Notes on Race Based College Admissions

George Will:

Since then, Heriot and Mulder say, the court has not explained “why, alone among government instrumentalities, public colleges and universities should be exempt from the strong presumption against racially discriminatory laws and policies (or why, alone among industries, private colleges and universities should be exempt).” Research into schools’ practices shows that race-based admissions are the product not of empirical educational research but “of political winds from both inside and outside each institution,” and are intended to keep campus peace and attract funds.

The authors correctly say, “The quality of a college education is a difficult thing to judge, especially in the short run,” so education is “prone to fads,” especially politically fashionable ones. Today’s fad — racial monomania — deepens the contradictory nature of the argument for the constitutionality of race-based admissions: Preferences supposedly improve the diversity pertinent to education — diversity of views — yet also dissolve stereotypes about race being a reliable indicator of mentalities.

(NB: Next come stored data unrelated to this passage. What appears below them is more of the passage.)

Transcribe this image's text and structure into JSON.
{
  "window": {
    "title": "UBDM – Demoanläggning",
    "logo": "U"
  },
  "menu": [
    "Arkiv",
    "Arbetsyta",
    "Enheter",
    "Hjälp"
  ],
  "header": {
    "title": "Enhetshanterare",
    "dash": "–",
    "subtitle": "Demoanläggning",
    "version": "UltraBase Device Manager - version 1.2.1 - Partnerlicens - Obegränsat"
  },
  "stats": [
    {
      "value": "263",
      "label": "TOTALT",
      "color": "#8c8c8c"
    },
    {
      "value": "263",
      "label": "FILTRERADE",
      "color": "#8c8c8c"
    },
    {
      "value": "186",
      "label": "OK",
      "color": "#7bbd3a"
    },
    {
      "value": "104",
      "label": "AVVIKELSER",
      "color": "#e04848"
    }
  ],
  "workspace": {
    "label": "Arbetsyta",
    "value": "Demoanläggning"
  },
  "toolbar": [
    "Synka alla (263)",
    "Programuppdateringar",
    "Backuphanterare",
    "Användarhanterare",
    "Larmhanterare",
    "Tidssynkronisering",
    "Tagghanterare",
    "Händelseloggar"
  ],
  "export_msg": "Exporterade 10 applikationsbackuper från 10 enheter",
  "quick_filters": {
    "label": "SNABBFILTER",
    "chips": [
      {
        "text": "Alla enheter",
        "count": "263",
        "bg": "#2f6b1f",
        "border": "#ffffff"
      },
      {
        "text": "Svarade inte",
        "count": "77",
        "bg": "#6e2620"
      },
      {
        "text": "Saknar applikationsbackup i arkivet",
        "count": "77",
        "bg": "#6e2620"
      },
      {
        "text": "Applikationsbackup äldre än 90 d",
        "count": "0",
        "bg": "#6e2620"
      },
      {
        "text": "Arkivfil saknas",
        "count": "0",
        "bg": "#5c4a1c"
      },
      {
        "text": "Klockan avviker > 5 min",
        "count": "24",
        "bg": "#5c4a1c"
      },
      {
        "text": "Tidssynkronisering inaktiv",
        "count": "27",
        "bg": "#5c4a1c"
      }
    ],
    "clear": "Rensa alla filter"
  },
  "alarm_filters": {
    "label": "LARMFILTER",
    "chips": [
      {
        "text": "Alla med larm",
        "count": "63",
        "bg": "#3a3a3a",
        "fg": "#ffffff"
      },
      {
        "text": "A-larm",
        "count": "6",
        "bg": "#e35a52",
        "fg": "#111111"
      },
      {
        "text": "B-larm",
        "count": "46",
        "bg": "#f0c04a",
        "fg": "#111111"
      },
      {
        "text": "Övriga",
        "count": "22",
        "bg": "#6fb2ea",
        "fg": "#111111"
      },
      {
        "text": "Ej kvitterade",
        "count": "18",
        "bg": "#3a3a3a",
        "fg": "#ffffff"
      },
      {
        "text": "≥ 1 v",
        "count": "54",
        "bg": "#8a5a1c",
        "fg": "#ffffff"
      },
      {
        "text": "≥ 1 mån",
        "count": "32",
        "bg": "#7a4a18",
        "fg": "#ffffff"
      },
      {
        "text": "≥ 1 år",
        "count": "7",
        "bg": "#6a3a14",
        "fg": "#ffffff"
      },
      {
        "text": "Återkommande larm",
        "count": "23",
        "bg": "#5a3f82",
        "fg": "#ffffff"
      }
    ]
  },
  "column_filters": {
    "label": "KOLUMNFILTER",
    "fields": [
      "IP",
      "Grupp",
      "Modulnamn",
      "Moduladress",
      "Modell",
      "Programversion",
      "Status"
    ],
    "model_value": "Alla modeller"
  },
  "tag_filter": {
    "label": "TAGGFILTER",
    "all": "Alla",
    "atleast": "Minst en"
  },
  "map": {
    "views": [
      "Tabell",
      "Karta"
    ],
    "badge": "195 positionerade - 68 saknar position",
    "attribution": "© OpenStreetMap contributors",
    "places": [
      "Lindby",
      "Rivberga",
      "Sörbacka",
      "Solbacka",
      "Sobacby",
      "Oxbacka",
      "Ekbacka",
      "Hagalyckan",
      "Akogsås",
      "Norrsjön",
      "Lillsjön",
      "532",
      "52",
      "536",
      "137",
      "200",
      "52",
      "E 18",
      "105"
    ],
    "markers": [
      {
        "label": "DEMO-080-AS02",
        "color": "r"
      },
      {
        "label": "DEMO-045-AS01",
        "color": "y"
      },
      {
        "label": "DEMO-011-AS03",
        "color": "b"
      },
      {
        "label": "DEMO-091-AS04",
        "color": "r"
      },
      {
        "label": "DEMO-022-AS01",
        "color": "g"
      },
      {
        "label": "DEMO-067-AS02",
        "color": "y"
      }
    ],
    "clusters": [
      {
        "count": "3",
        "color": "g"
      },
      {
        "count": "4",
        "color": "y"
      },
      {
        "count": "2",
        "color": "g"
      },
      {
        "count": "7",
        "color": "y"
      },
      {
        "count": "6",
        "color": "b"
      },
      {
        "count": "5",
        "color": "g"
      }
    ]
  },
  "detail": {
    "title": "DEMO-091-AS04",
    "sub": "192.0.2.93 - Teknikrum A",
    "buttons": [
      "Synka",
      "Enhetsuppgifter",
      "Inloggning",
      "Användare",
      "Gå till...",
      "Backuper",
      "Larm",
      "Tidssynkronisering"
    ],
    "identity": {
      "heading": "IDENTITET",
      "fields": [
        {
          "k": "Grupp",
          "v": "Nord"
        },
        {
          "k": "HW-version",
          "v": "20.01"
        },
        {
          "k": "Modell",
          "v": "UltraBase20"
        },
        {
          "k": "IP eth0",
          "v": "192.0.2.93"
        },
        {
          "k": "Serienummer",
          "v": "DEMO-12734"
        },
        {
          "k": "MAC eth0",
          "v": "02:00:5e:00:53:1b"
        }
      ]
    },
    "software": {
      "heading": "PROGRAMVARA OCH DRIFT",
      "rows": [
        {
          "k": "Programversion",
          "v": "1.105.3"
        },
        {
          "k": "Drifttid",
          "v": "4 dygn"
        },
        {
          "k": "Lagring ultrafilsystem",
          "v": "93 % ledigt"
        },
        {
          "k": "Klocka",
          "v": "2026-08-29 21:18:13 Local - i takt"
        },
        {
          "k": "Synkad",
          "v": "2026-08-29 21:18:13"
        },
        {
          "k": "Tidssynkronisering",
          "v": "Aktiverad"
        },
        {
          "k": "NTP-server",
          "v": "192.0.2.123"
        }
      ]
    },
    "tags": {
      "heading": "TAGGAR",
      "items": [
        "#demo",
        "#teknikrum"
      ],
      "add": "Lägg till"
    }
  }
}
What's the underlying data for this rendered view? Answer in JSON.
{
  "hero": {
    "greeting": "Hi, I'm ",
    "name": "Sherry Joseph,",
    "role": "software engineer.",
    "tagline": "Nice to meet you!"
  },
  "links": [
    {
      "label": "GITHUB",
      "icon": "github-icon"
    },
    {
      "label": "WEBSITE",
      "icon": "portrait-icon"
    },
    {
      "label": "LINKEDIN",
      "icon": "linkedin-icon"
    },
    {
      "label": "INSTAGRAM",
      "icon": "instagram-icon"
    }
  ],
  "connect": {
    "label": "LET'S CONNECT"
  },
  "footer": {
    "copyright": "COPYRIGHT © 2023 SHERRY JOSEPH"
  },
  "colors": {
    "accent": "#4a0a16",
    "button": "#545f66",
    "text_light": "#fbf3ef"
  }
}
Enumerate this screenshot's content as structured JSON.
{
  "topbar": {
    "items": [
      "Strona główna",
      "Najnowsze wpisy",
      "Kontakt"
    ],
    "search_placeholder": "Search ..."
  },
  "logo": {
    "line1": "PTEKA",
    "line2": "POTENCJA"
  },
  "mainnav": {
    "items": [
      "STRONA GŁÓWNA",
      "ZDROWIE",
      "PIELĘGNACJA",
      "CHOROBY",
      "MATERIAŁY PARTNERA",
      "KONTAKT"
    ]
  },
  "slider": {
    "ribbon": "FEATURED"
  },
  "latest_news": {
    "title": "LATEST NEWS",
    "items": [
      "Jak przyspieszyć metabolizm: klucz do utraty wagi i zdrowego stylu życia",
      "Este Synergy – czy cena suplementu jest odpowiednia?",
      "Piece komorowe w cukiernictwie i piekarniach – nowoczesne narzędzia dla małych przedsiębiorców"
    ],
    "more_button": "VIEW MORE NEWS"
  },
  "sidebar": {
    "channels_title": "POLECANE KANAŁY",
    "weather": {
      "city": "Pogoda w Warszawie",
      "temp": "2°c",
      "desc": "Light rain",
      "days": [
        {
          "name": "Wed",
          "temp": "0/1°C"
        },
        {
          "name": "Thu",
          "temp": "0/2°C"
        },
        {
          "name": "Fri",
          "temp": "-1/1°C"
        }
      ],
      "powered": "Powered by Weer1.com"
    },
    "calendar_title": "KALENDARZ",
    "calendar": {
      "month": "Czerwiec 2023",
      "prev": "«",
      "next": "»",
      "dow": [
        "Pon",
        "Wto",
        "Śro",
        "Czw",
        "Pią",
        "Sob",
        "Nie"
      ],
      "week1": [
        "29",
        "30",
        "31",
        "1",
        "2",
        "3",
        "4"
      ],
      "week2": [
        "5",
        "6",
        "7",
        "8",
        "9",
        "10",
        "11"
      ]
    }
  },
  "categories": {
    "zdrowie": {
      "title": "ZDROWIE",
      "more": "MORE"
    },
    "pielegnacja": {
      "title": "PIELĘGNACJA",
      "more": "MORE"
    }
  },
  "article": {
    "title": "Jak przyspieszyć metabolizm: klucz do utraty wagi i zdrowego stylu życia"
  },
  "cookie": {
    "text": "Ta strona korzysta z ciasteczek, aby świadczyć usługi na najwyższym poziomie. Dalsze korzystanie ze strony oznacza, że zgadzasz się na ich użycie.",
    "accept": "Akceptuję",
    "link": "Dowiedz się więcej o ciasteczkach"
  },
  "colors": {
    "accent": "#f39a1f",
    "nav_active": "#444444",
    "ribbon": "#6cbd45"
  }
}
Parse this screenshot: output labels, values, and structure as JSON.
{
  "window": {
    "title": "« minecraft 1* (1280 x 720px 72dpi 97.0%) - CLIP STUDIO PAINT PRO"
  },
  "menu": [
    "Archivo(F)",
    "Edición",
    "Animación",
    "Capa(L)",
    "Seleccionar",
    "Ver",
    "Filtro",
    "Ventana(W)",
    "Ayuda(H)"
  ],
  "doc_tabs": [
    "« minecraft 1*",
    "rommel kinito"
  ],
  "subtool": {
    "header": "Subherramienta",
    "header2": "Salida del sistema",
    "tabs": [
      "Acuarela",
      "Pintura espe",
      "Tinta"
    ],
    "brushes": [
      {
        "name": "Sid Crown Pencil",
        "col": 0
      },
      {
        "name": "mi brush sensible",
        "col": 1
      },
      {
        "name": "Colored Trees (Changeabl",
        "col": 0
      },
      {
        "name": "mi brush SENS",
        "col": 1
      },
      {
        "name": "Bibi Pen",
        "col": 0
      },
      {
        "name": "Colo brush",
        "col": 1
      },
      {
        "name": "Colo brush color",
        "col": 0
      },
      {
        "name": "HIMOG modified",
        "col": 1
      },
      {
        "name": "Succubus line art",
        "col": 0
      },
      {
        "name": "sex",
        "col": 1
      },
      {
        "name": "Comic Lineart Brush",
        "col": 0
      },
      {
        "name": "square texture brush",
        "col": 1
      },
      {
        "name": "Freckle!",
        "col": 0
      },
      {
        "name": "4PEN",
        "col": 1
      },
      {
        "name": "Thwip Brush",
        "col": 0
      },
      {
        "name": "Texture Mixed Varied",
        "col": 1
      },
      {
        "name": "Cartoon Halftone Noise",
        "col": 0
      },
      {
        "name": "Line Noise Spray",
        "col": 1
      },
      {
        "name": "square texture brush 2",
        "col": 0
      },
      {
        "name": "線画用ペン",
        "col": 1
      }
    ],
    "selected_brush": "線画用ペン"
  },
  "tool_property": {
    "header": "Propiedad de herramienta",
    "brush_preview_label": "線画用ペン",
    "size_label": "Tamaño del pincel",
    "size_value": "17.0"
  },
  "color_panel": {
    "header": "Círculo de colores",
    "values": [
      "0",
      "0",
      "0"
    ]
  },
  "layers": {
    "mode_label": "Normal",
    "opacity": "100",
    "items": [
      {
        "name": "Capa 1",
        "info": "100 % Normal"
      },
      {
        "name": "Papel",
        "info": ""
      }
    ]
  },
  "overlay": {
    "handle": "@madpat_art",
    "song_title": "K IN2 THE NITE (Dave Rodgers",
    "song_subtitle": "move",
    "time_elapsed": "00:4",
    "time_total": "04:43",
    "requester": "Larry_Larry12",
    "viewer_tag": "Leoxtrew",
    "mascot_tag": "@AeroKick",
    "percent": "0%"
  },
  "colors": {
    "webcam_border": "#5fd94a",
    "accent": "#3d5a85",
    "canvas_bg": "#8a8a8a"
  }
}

Presenting “diversity” as an educational benefit for all students is academia’s way of justifying racial discrimination actually intended for aims that the Supreme Court has not said justify such discrimination — “social justice,” or compensation for past injuries. As Harvard law professor Randall Kennedy, who supports affirmative action, writes, many advocates of racial preferences in the name of diversity’s benefits (“only a contingent, pedagogical hypothesis”) “would rightly defend affirmative action even if social science demonstrated uncontrovertibly that diversity (or its absence) has no effect (or even a negative effect) on the learning environment.”